Doğrudan geniş çaplı bir yoldaşlık kurduğumuzu süreç devam ederken henüz iddia edemesem de yukarıda anlattığım deneyimlerdeki gibi bazı diyalogların başlamış olması ve çeşitli ittifaklar kurma yolunun açılması bile heyecan verici.

“Benim için yeni ve heyecan verici olan neydi?” kısmına ek olarak direnişin diline dair de birkaç kelam etmek isterim. Bu yeni hareketin dili de haliyle yeni oluyor tabii. Öncelikle –hafiften de sırıtarak– şunu belirtmeliyim ki bu direniş benim de kuşak itibariyle dahil olduğum ”80 sonrası apolitik gençlik” olarak etiketlenmiş insanların, eski kafa politiklerden daha politik olduğu bir süreç. Bilgisayarda chat’leşmekten başka bir şey bilmeyen, popüler kültürün himayesine kısılıp kalmış gençlik ya da yaş itibariyle “genç” kıvamda olmasa da alışılagelmiş sol politika yapmak istemeyen gençlik, politik doğrucu olma kaygısı gütmeyen, gündelik hayattan devşirilmiş laflarla yaratıcılığını konuşturuyor. Anlayacağınız bu süreçte derdini ajite ederek anlatmak ”out’, dalga geçip espri yapmak ”in” oluyor.
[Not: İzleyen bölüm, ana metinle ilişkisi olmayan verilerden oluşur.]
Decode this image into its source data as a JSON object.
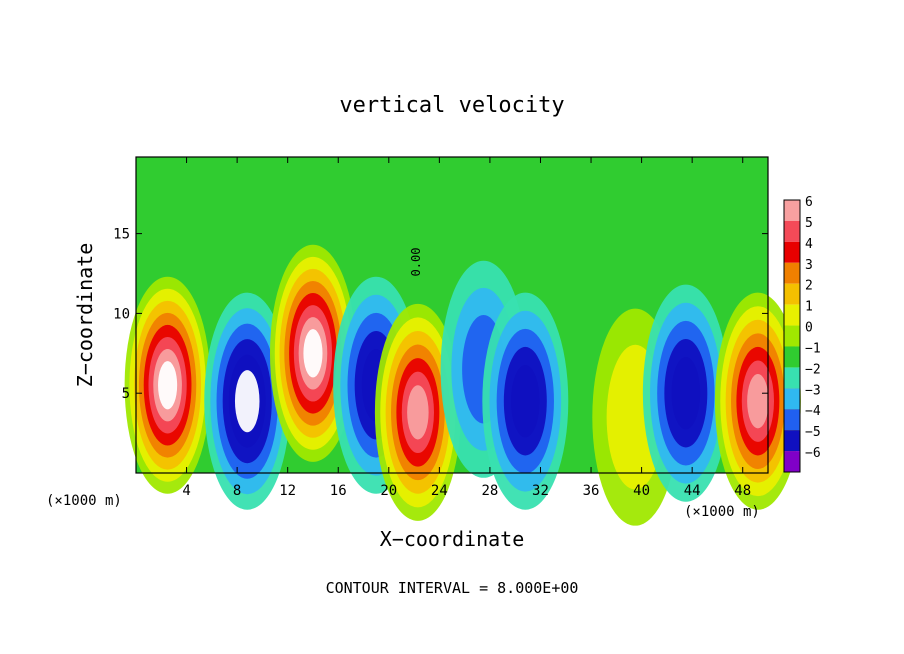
{
  "chart_data": {
    "type": "heatmap",
    "title": "vertical velocity",
    "xlabel": "X−coordinate",
    "ylabel": "Z−coordinate",
    "x_unit_left": "(×1000 m)",
    "x_unit_right": "(×1000 m)",
    "footer": "CONTOUR INTERVAL = 8.000E+00",
    "contour_label": "0.00",
    "xlim": [
      0,
      50
    ],
    "ylim": [
      0,
      19.8
    ],
    "x_ticks": [
      "4",
      "8",
      "12",
      "16",
      "20",
      "24",
      "28",
      "32",
      "36",
      "40",
      "44",
      "48"
    ],
    "y_ticks": [
      "5",
      "10",
      "15"
    ],
    "colorbar": {
      "labels": [
        "6",
        "5",
        "4",
        "3",
        "2",
        "1",
        "0",
        "−1",
        "−2",
        "−3",
        "−4",
        "−5",
        "−6"
      ],
      "colors": [
        "#f8a0a0",
        "#f44a58",
        "#e80000",
        "#f08000",
        "#f4c000",
        "#e8f000",
        "#a0e800",
        "#30cc30",
        "#38e0b0",
        "#30b8f0",
        "#2060f0",
        "#1010c0",
        "#8000c8"
      ]
    },
    "field_features": [
      {
        "x": 2.5,
        "z": 5.5,
        "w": 12
      },
      {
        "x": 8.8,
        "z": 4.5,
        "w": -12
      },
      {
        "x": 14.0,
        "z": 7.5,
        "w": 12
      },
      {
        "x": 19.0,
        "z": 5.5,
        "w": -9
      },
      {
        "x": 22.3,
        "z": 3.8,
        "w": 11
      },
      {
        "x": 27.5,
        "z": 6.5,
        "w": -6
      },
      {
        "x": 30.8,
        "z": 4.5,
        "w": -9
      },
      {
        "x": 39.5,
        "z": 3.5,
        "w": 3
      },
      {
        "x": 43.5,
        "z": 5.0,
        "w": -10
      },
      {
        "x": 49.2,
        "z": 4.5,
        "w": 10
      }
    ]
  }
}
Bu süreçte belki birçoğumuzun ilk kez tattığı biber gazı insanları vazgeçmekten ziyade direnişe devam etme konusunda daha da bir motive ederken, bu vazgeçmeyiş karşısında kudurup küplere binen hükümete verilen cevaplar oldukça sakin ve yaratıcı: ”Piknik tüpünü çakmakla kontrol eden millete biber gazı işlemez” ya da ”Biz sinek ilacı sıkan arabanın arkasından koşan nesiliz, biber gazı neymiş?”
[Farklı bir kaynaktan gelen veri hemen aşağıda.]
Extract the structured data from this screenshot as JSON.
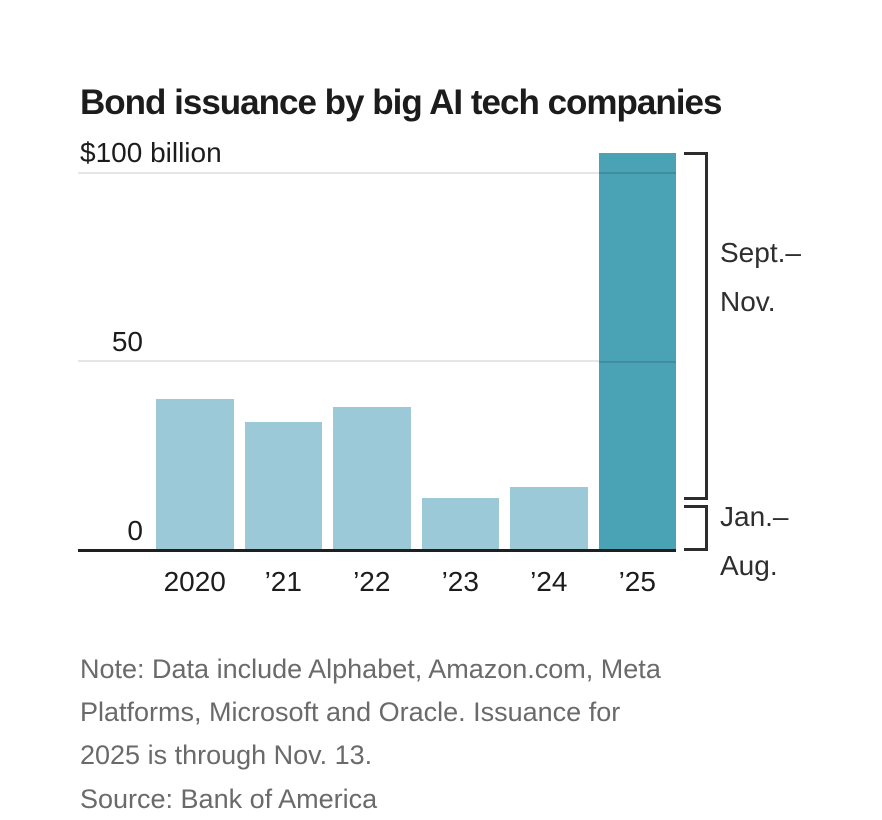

gazharikaYaratıcılığın ve inceden dokundurmanın ön plana çıktığı süreçte popüler olan, gündelik olan ufak dokunuşlarla yapıbozuma uğratılıp politik olabiliyor. Örneğin duvar yazılaması olarak çok sık karşılaştığımız ”Bu gaz bi harika dostum!” ya da ”Just In Biber” gibi. Ya da kendi sanal âlem diliyle, bilgisayar oyunları diliyle de iğnelemelerini yapabiliyor insanlar: ”GTA’da polis döven nesile sataştın” ya da ”PES’de hep Barça’yı alan Tayyip”. Ayrıca bunca zamandır siyasi olarak zihinlerimizde yer etmiş deyişler de yapısöküme uğratılabiliyor. Örneğin ”Kahrolsun bağzı şeyler” yazısı bir yandan hiçbir şey söylemezken bir yandan da çok şey anlatabiliyor ve o “bağzı şeyler” hepimizin ayrı ayrı kahretmek istediklerini kapsayarak bir anda çok anlamlı bir hâl alabiliyor.

Son kertede bu hareketin hoşluğunu gösteren ve “Resmen devrim ayol!” dedirten şey, hükümetin her türlü baskısına, dağıtma çabasına, yok sayma ve görmezden gelme stratejilerine rağmen hâlâ heyecanımızı koruyup toplanmaya, birbirimizi anlayıp daha demokratik, daha çoğulcu bir hayat için uğraşmaya devam ediyor oluşumuz. Evet, Gezi Parkı’ndan çıkarıldık; n’apsaydık zaten devletin polisine, silahına, gazına, kaskına, copuna karşın silahsız mücadelemiz bir yere kadar devam edebilirdi. Biz de “Her yer Gezi, her direniş” diyerek, hem de bu sefer birçok farklı parkta direnişimizi sürdürür hâldeyiz. Umuyorum ki kurduğumuz katılımcı, çoğulcu, demokratik ortamlardan somut siyasi adımlar atılmasını, Türkiye’de çok zayıf olan sivil toplum alanında da kazanımlar elde edilmesini sağlarız ve bu sırade marjinallerle masum çevrecileri ayırt etmeye uğraşan hükümetimize de bir grup çapulcunun neler yapabileceğini gösterme fırsatı buluruz.